What you have created here is a fantastic final volume of your epic story. You succeed in bringing all of the various plot threads to satisfying conclusions, and you do so with a deftness of touch that will leave readers of this series hungry for whatever inventive world you come to write in next. You greatly expand the scope of the story, bringing in the gods themselves as real characters, and the twists and turns in time as the story unfolds are sure to be interesting to your readers. Jerzom and Danny’s misplacement in time due to Prince Zeb’s innocent fumbling at the dials of the Sun Energy Transformer made for a really good series of misadventures, and that it allowed for characters like Danny’s parents to come back into the story after their fateful deaths earlier in the series was a stroke of genius.

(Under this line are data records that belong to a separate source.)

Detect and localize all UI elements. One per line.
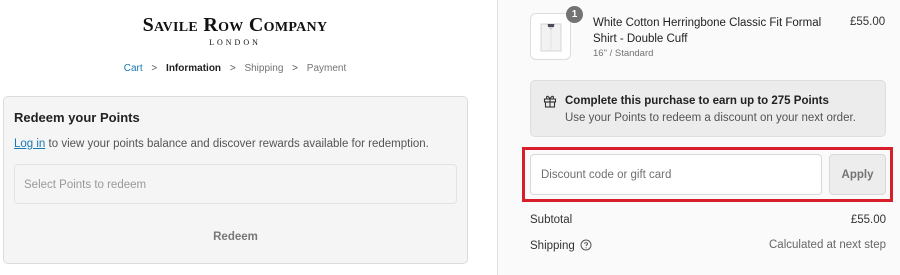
breadcrumb-shipping: Shipping [244,63,284,74]
redeem-points-description-text: to view your points balance and discover… [45,138,429,150]
product-name: White Cotton Herringbone Classic Fit For… [593,17,822,45]
rewards-banner-subtitle: Use your Points to redeem a discount on … [565,112,856,124]
order-summary: 1 White Cotton Herringbone Classic Fit F… [497,0,900,275]
breadcrumb-payment: Payment [306,63,347,74]
login-link[interactable]: Log in [14,138,45,150]
shipping-value: Calculated at next step [769,239,886,251]
shipping-row: Shipping Calculated at next step [530,239,886,252]
chevron-right-icon: > [229,63,236,74]
shipping-label: Shipping [530,240,575,252]
product-price: £55.00 [850,16,886,28]
help-icon[interactable] [580,239,592,251]
product-thumbnail [530,13,571,60]
subtotal-value: £55.00 [850,214,886,226]
points-select[interactable]: Select Points to redeem [14,164,457,204]
redeem-button[interactable]: Redeem [14,221,457,251]
subtotal-row: Subtotal £55.00 [530,214,886,226]
discount-code-input[interactable]: Discount code or gift card [530,154,822,195]
redeem-points-description: Log in to view your points balance and d… [14,138,429,150]
brand-name: Savile Row Company [142,14,328,36]
redeem-points-panel: Redeem your Points Log in to view your p… [3,96,468,264]
rewards-banner-title: Complete this purchase to earn up to 275… [565,95,829,107]
rewards-banner: Complete this purchase to earn up to 275… [530,80,886,137]
checkout-main: Savile Row Company LONDON Cart > Informa… [0,0,497,275]
redeem-points-title: Redeem your Points [14,110,140,125]
chevron-right-icon: > [292,63,298,74]
shirt-image [540,23,562,52]
brand-subtitle: LONDON [209,38,261,47]
chevron-right-icon: > [151,63,158,74]
apply-discount-button[interactable]: Apply [829,154,886,195]
gift-icon [543,95,557,108]
quantity-badge: 1 [566,6,583,23]
breadcrumb: Cart > Information > Shipping > Payment [0,63,470,74]
subtotal-label: Subtotal [530,214,573,226]
breadcrumb-cart[interactable]: Cart [124,63,143,74]
breadcrumb-information: Information [166,63,222,74]
product-variant: 16" / Standard [593,48,654,59]
store-logo[interactable]: Savile Row Company LONDON [0,14,470,47]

You continue to have great villains in the saga you’re telling. Dark God Zuron is a looming evil presence over the course of the story, and the mystery of which of Viracocha’s trusted inner circle Zuron managed to corrupt and turn to his evil ways was an excellent way of keeping the tension high. Bringing back Gorom Mochcom, the vile murderer of Danny’s mother and of his best friend, Tony, as a primary antagonist and introducing a new villain in the unlikely betrayer Ra, son of the supreme god Viracocha, were both excellent choices. Ra, whose betrayal was so utter and so abject, makes for a particularly interesting villain, since his motives are not known until later in the story.

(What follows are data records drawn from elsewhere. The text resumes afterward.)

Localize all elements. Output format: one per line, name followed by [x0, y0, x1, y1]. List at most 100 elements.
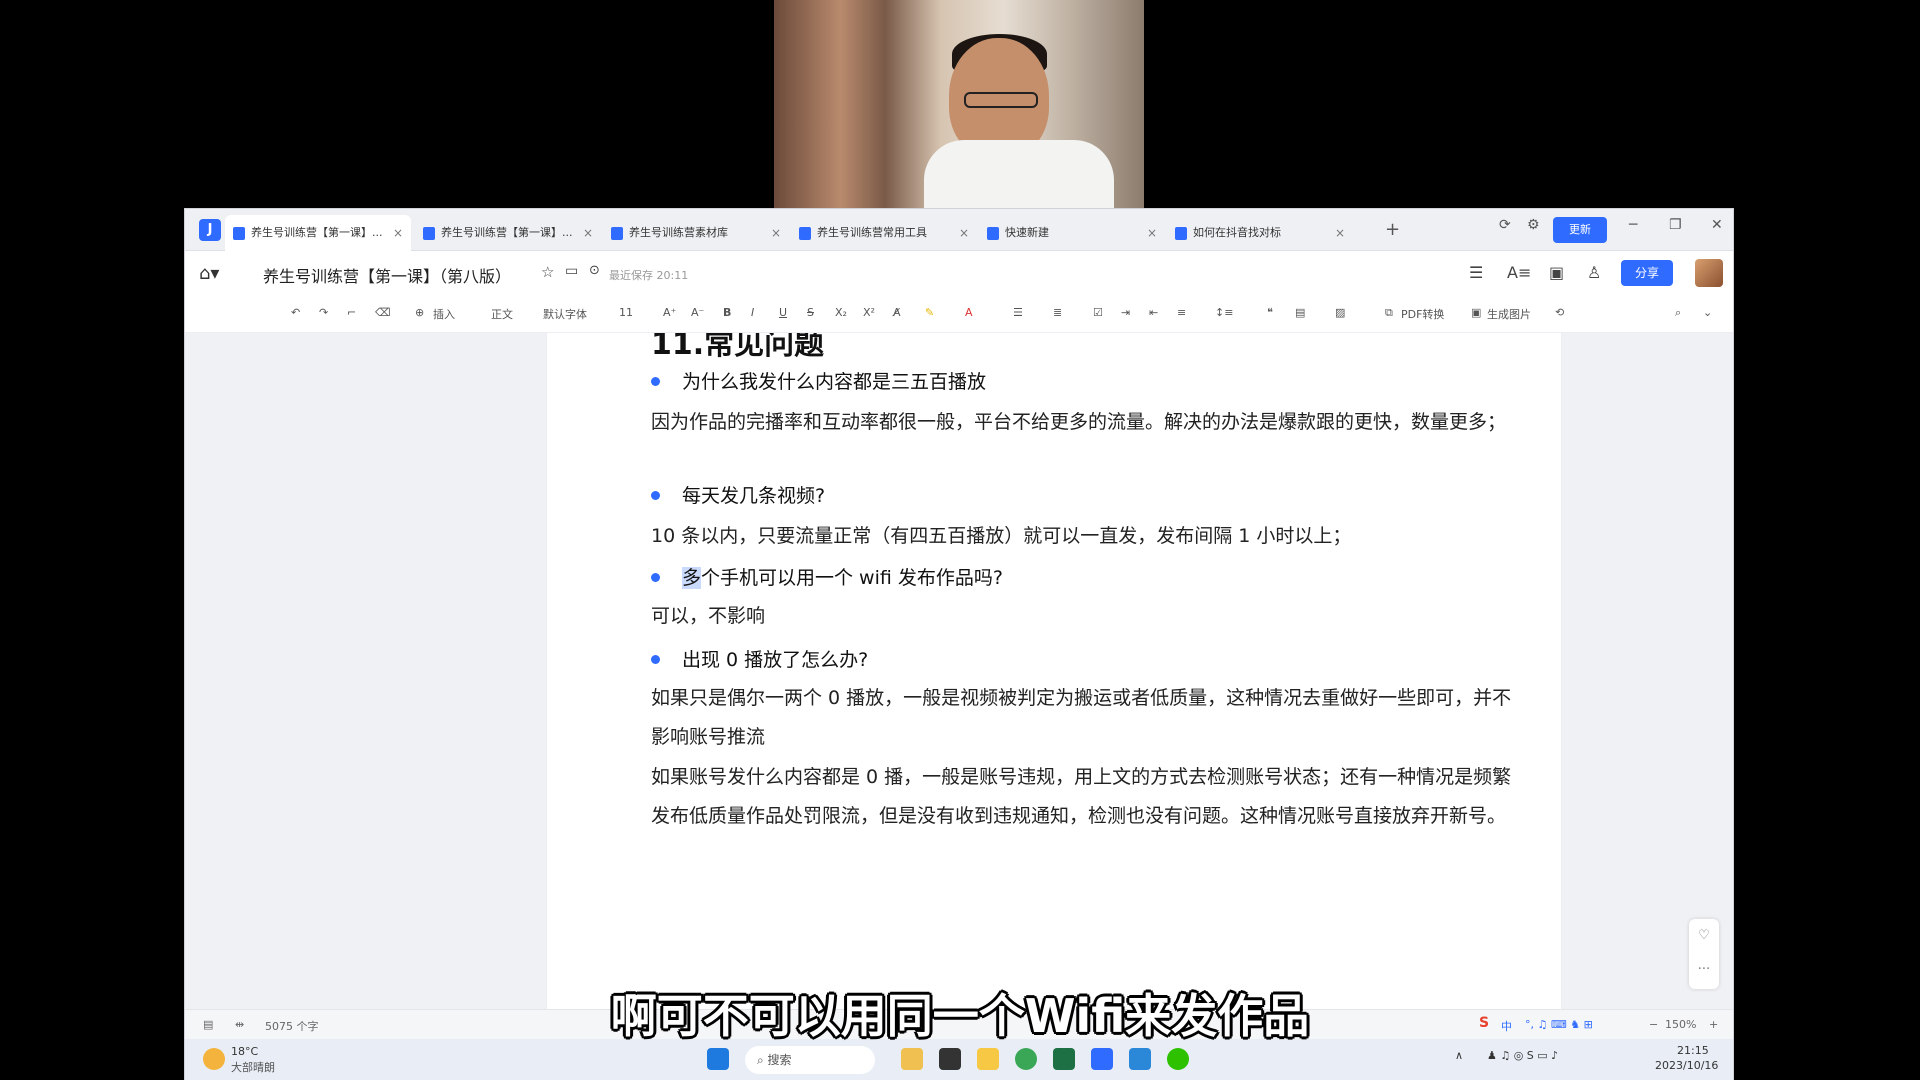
- question-2: 每天发几条视频?: [651, 481, 825, 508]
- insert-menu[interactable]: 插入: [433, 306, 455, 322]
- weather-icon[interactable]: [203, 1048, 225, 1070]
- task-view-icon[interactable]: [939, 1048, 961, 1070]
- weather-desc: 大部晴朗: [231, 1061, 275, 1074]
- tab-doc-1[interactable]: 养生号训练营【第一课】... ×: [225, 215, 411, 251]
- paragraph-style-select[interactable]: 正文: [491, 306, 513, 322]
- close-icon[interactable]: ×: [959, 215, 969, 251]
- image-icon[interactable]: ▣: [1471, 306, 1481, 319]
- generate-image-button[interactable]: 生成图片: [1487, 306, 1531, 322]
- tray-chevron-icon[interactable]: ∧: [1455, 1049, 1463, 1062]
- document-page[interactable]: 11.常见问题 为什么我发什么内容都是三五百播放 因为作品的完播率和互动率都很一…: [547, 333, 1561, 1009]
- excel-icon[interactable]: [1053, 1048, 1075, 1070]
- close-icon[interactable]: ×: [771, 215, 781, 251]
- more-icon[interactable]: ⟲: [1555, 306, 1564, 319]
- question-3: 多个手机可以用一个 wifi 发布作品吗?: [651, 563, 1003, 590]
- font-size-select[interactable]: 11: [619, 306, 633, 319]
- subscript-icon[interactable]: X₂: [835, 306, 847, 319]
- bullet-list-icon[interactable]: ☰: [1013, 306, 1023, 319]
- meeting-icon[interactable]: [1129, 1048, 1151, 1070]
- shirt-icon[interactable]: ♡: [1689, 919, 1719, 953]
- settings-icon[interactable]: ⚙: [1527, 217, 1540, 233]
- star-icon[interactable]: ☆: [541, 263, 554, 281]
- collab-icon[interactable]: ♙: [1587, 263, 1601, 282]
- pdf-icon[interactable]: ⧉: [1385, 306, 1393, 320]
- tab-quick-new[interactable]: 快速新建 ×: [979, 215, 1165, 251]
- numbered-list-icon[interactable]: ≣: [1053, 306, 1062, 319]
- bullet-icon: [651, 377, 660, 386]
- close-icon[interactable]: ×: [1335, 215, 1345, 251]
- image-insert-icon[interactable]: ▨: [1335, 306, 1345, 319]
- sync-icon[interactable]: ⟳: [1499, 217, 1511, 233]
- strikethrough-icon[interactable]: S: [807, 306, 814, 319]
- line-spacing-icon[interactable]: ↕≡: [1215, 306, 1233, 319]
- question-4: 出现 0 播放了怎么办?: [651, 645, 868, 672]
- menu-icon[interactable]: ☰: [1469, 263, 1483, 282]
- collapse-toolbar-icon[interactable]: ⌄: [1703, 306, 1712, 319]
- clear-format-icon[interactable]: ⌫: [375, 306, 391, 319]
- tab-material[interactable]: 养生号训练营素材库 ×: [603, 215, 789, 251]
- doc-icon: [1175, 227, 1187, 240]
- font-color-icon[interactable]: A: [965, 306, 973, 319]
- italic-icon[interactable]: I: [751, 306, 754, 319]
- close-icon[interactable]: ×: [393, 215, 403, 251]
- text-format-icon[interactable]: A≡: [1507, 263, 1531, 282]
- folder-icon[interactable]: ▭: [565, 263, 578, 279]
- tab-benchmark[interactable]: 如何在抖音找对标 ×: [1167, 215, 1353, 251]
- close-icon[interactable]: ×: [583, 215, 593, 251]
- new-tab-button[interactable]: +: [1385, 219, 1400, 240]
- doc-icon: [233, 227, 245, 240]
- highlight-icon[interactable]: ✎: [925, 306, 934, 319]
- font-family-select[interactable]: 默认字体: [543, 306, 587, 322]
- superscript-icon[interactable]: X²: [863, 306, 875, 319]
- search-icon[interactable]: ⌕: [1675, 306, 1681, 320]
- close-window-button[interactable]: ✕: [1711, 217, 1723, 233]
- doc-icon: [611, 227, 623, 240]
- underline-icon[interactable]: U: [779, 306, 787, 319]
- indent-icon[interactable]: ⇥: [1121, 306, 1130, 319]
- presenter-shirt: [924, 140, 1114, 208]
- format-toolbar: ↶ ↷ ⌐ ⌫ ⊕ 插入 正文 默认字体 11 A⁺ A⁻ B I U S X₂…: [185, 297, 1733, 333]
- home-icon[interactable]: ⌂▾: [199, 263, 219, 284]
- file-explorer-icon[interactable]: [977, 1048, 999, 1070]
- answer-5: 如果账号发什么内容都是 0 播，一般是账号违规，用上文的方式去检测账号状态；还有…: [651, 766, 1512, 827]
- bold-icon[interactable]: B: [723, 306, 731, 319]
- font-shrink-icon[interactable]: A⁻: [691, 306, 704, 319]
- close-icon[interactable]: ×: [1147, 215, 1157, 251]
- tab-tools[interactable]: 养生号训练营常用工具 ×: [791, 215, 977, 251]
- start-icon[interactable]: [707, 1048, 729, 1070]
- insert-icon[interactable]: ⊕: [415, 306, 424, 319]
- minimize-button[interactable]: ─: [1629, 217, 1637, 233]
- app-logo-icon[interactable]: J: [199, 219, 221, 241]
- video-subtitle: 啊可不可以用同一个Wifi来发作品: [610, 989, 1310, 1043]
- font-grow-icon[interactable]: A⁺: [663, 306, 676, 319]
- avatar[interactable]: [1695, 259, 1723, 287]
- tab-bar: J 养生号训练营【第一课】... × 养生号训练营【第一课】... × 养生号训练营…: [185, 209, 1733, 251]
- quote-icon[interactable]: ❝: [1267, 306, 1273, 319]
- doc-title[interactable]: 养生号训练营【第一课】（第八版）: [263, 263, 511, 287]
- tab-doc-2[interactable]: 养生号训练营【第一课】... ×: [415, 215, 601, 251]
- doc-icon: [423, 227, 435, 240]
- taskbar-search[interactable]: ⌕ 搜索: [745, 1046, 875, 1074]
- spellcheck-icon[interactable]: A̸: [893, 306, 901, 319]
- align-icon[interactable]: ≡: [1177, 306, 1186, 319]
- outdent-icon[interactable]: ⇤: [1149, 306, 1158, 319]
- restore-button[interactable]: ❐: [1669, 217, 1682, 233]
- present-icon[interactable]: ▣: [1549, 263, 1564, 282]
- answer-1: 因为作品的完播率和互动率都很一般，平台不给更多的流量。解决的办法是爆款跟的更快，…: [651, 411, 1507, 433]
- checklist-icon[interactable]: ☑: [1093, 306, 1103, 319]
- save-status: 最近保存 20:11: [609, 269, 689, 282]
- format-painter-icon[interactable]: ⌐: [347, 306, 356, 319]
- search-icon: ⌕: [757, 1053, 768, 1067]
- comment-icon[interactable]: ▤: [1295, 306, 1305, 319]
- wechat-icon[interactable]: [1167, 1048, 1189, 1070]
- pdf-convert-button[interactable]: PDF转换: [1401, 306, 1444, 322]
- clock-date[interactable]: 2023/10/16: [1655, 1059, 1718, 1072]
- share-button[interactable]: 分享: [1621, 260, 1673, 286]
- redo-icon[interactable]: ↷: [319, 306, 328, 319]
- widget-icon[interactable]: [901, 1048, 923, 1070]
- update-button[interactable]: 更新: [1553, 217, 1607, 243]
- docs-app-icon[interactable]: [1091, 1048, 1113, 1070]
- browser-icon[interactable]: [1015, 1048, 1037, 1070]
- tray-apps-icon[interactable]: ♟ ♫ ◎ S ▭ ♪: [1487, 1049, 1558, 1062]
- undo-icon[interactable]: ↶: [291, 306, 300, 319]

In addition to the heroes and villains of the saga, you have many great secondary characters. The tension when it is revealed the Danny may have inadvertently killed his parents for all time due to bringing them on the Highway of Time was excellent, and they are both incredibly sympathetic as they make their peace with knowing they may never see their son again as he goes off to the final battle. Allowing Tony and KateLynn to be resurrected was also excellent. I know readers of the series will rejoice at Tony’s resurrection particularly, since he was such a key part of solving the mysteries in the beginning of the saga.
You also do a great job of expanding the world here. The planet of Volob is a real phantasmagoria of delights. That there are mythic creatures, like centaurs and unicorns, that live there is amazing, and the period of play that Danny and Jeannie have after Dark God Zuron is defeated really reflects the joyousness of their victory and the amazing things that were saved by Danny and Jeannie. It was also great having Danny’s father insist on bringing his truck with him on his trip to Kopaz, and having that misplaced item awe and intrigue the youth of the planet was a really interesting interplay.